To back up our example major file share server will use 3 instances (£22.50) plus archive storage (0.0017 * 1200) £2.04 = £24.52 per month.
With all this in mind, we looked at the data we would be moving off-site and felt that it should cost about £2900 to implement the project as a one-off cost in the first year, with storage costing £7000 p.a. assuming our storage space needs stay roughly neutral (1). This represents a notable saving in the first year and we’ve gone down that road quite happily.
DPM could be a little less moody to work with, admittedly, but we can re-assess whether we wish to use other backup software to write to our Azure data vault in the future.
In terms of business continuity, by moving backups off-site we have some isolation not just from the obvious (and probably least likely) disasters that people think about when talking about this kind of thing but also from malware that hijacks local servers and encrypts or deletes data. You’d have similar isolation from malware with tape of course, but you’d still need to get the data off-site.

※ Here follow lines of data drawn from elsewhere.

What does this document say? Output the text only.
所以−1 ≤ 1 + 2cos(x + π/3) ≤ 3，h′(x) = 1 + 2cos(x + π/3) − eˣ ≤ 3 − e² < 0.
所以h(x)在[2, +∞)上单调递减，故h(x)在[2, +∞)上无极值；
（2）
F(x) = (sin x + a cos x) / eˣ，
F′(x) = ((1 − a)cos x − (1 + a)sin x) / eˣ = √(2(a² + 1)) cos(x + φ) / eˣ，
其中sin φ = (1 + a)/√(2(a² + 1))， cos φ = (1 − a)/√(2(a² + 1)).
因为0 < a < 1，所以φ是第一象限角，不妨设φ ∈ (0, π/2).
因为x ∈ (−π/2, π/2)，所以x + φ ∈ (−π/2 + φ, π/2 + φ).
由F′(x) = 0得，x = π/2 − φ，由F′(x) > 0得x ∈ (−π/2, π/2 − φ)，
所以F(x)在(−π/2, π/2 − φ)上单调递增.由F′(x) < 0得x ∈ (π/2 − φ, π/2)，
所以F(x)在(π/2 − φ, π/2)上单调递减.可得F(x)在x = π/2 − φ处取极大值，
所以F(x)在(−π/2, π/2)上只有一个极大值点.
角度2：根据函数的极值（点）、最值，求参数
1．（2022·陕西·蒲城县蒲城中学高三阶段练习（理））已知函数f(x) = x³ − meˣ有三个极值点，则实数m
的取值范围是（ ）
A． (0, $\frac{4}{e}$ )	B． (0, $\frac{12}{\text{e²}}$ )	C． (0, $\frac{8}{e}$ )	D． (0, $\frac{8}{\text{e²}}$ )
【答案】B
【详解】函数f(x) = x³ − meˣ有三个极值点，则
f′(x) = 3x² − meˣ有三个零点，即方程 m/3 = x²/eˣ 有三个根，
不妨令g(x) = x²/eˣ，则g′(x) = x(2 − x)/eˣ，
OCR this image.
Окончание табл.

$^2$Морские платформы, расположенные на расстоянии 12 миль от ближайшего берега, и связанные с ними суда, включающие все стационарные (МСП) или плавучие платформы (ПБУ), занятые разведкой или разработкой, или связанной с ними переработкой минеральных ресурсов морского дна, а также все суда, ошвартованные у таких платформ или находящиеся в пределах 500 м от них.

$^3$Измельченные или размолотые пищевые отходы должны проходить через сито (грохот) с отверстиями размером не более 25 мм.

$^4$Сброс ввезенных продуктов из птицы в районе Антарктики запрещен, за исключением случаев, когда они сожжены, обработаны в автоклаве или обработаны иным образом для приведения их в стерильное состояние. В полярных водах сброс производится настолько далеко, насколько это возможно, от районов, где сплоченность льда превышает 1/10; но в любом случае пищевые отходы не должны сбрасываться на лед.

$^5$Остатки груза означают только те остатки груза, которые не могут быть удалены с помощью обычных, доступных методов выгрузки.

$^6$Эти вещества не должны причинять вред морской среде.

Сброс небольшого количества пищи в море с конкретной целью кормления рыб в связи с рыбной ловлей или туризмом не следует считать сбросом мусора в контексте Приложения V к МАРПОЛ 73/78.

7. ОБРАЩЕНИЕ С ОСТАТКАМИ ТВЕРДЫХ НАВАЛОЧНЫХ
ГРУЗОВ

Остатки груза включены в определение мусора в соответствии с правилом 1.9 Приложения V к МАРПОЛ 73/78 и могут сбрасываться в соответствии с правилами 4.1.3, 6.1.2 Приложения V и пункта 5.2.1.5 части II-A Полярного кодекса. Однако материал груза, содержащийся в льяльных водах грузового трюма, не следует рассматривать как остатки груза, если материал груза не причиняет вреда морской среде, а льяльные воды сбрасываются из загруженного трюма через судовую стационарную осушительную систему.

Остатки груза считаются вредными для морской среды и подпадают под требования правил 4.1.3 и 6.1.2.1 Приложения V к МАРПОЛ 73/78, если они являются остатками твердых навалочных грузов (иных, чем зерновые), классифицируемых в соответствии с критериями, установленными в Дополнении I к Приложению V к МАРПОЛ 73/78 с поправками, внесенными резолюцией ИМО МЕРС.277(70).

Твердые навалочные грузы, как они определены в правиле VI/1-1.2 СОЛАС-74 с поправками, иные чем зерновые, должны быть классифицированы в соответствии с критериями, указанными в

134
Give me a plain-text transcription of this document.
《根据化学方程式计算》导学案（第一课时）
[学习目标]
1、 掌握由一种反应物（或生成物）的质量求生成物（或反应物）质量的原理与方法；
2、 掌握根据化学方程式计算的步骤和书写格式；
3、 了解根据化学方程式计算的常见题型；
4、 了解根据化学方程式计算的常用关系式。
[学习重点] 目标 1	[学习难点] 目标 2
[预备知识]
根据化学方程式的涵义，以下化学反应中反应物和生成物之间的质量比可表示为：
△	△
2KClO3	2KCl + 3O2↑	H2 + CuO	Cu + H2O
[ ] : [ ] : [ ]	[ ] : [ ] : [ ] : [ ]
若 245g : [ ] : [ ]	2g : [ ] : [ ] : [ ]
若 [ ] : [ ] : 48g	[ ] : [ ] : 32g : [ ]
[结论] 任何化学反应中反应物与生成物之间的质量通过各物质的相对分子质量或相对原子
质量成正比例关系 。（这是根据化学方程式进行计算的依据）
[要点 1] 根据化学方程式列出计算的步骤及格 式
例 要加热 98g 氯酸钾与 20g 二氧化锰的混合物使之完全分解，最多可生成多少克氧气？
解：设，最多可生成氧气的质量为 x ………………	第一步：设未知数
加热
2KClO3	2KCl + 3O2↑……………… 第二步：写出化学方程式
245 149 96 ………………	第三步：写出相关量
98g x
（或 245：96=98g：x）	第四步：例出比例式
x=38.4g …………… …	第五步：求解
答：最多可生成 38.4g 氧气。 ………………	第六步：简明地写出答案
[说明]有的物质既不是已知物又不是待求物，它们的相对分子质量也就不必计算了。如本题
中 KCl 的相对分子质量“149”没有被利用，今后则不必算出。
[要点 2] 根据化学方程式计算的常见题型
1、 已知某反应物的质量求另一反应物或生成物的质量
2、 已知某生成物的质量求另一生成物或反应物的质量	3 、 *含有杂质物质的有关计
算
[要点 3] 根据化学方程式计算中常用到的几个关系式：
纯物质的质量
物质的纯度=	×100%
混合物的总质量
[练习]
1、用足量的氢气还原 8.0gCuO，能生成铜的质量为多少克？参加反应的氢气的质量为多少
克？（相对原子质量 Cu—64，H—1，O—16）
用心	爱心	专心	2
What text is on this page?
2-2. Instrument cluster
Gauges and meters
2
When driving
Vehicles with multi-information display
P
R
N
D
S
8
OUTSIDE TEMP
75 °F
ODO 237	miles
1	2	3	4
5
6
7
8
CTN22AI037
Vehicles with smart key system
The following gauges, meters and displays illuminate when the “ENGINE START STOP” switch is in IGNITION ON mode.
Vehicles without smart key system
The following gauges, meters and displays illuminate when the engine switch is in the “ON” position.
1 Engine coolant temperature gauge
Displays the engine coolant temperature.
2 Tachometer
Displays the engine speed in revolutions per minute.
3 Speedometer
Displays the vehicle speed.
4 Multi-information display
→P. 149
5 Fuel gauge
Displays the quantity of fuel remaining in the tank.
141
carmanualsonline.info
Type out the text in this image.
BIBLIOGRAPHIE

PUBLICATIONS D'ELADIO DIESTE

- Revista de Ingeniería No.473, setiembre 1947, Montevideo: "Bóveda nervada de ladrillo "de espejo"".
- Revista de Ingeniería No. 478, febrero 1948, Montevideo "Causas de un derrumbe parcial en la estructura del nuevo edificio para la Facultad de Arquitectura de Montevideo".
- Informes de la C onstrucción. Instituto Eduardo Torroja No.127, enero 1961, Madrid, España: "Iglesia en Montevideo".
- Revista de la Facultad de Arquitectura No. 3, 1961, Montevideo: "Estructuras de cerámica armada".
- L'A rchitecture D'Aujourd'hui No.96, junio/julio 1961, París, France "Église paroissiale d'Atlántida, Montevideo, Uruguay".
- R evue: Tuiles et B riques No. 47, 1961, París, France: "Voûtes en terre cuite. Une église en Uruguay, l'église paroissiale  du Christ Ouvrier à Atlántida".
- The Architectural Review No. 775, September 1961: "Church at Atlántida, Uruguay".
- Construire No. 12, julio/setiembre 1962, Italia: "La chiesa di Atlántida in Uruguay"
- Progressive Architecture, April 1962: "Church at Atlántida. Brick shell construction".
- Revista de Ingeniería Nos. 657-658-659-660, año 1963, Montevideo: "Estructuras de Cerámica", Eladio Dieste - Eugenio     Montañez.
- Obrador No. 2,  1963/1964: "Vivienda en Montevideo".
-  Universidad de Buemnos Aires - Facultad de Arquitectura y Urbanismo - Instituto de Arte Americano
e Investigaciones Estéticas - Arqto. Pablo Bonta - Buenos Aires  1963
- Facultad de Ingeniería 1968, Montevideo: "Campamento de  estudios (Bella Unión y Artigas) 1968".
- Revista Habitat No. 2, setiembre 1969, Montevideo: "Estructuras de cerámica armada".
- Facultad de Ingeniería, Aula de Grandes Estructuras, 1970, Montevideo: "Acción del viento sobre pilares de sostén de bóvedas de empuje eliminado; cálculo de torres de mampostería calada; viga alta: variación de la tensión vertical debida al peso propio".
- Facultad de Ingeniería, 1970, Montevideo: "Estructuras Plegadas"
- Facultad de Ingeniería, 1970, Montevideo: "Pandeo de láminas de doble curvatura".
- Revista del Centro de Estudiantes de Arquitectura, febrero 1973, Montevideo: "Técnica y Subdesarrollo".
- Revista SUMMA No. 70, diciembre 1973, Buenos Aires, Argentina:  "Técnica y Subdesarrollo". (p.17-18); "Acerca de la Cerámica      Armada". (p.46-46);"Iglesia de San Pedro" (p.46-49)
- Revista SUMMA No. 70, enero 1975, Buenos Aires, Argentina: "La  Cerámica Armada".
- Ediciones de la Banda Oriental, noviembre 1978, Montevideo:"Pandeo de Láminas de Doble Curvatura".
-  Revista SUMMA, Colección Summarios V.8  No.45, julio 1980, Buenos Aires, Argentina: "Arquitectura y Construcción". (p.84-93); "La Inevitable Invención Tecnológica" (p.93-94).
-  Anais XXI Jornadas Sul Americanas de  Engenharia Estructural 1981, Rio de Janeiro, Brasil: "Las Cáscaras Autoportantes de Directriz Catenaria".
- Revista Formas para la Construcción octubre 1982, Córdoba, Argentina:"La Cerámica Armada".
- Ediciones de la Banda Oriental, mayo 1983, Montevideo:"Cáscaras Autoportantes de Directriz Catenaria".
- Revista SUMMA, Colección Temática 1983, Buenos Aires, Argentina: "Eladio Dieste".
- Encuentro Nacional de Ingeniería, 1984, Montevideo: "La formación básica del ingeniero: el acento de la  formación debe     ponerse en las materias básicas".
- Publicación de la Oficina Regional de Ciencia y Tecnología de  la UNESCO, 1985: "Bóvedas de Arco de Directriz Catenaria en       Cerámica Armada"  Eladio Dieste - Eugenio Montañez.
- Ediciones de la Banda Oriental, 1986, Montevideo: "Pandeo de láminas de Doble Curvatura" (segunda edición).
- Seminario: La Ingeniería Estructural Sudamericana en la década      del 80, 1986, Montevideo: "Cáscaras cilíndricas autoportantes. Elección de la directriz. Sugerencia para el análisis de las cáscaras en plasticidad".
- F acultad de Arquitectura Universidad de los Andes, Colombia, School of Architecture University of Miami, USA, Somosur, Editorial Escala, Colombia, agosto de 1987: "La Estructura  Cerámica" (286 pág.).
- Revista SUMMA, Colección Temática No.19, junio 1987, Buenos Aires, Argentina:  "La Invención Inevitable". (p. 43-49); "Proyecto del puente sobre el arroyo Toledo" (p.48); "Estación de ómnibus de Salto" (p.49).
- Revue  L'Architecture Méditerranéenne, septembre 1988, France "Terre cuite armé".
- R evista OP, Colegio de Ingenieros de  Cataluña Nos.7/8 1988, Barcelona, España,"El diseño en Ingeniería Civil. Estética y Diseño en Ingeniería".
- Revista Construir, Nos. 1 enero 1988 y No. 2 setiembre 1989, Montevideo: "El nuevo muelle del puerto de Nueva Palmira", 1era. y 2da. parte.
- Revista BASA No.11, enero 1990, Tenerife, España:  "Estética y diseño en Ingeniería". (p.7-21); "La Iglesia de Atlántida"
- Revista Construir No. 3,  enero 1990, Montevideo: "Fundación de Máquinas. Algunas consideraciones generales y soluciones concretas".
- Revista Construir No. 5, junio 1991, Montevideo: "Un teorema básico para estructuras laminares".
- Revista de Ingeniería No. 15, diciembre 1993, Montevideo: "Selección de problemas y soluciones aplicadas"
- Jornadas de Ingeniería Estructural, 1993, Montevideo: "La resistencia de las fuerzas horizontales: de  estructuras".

(1) Future storage requirements are an interesting one. Normally you anticipate growth when modelling storage and backup plans for the future but as we’ve migrated all our mailboxes to Office 365 in the past and we’ve just finished migrating our SharePoint sites in to Office 365 also, coupled with a strategy to push OneDrive for Business hard at our staff and students vs. our need for ever greater report generation and processing of CRM data, I can see our storage requirements staying neutral or even decreasing in terms of capacity, while the requirement for faster storage to improve database performance increases.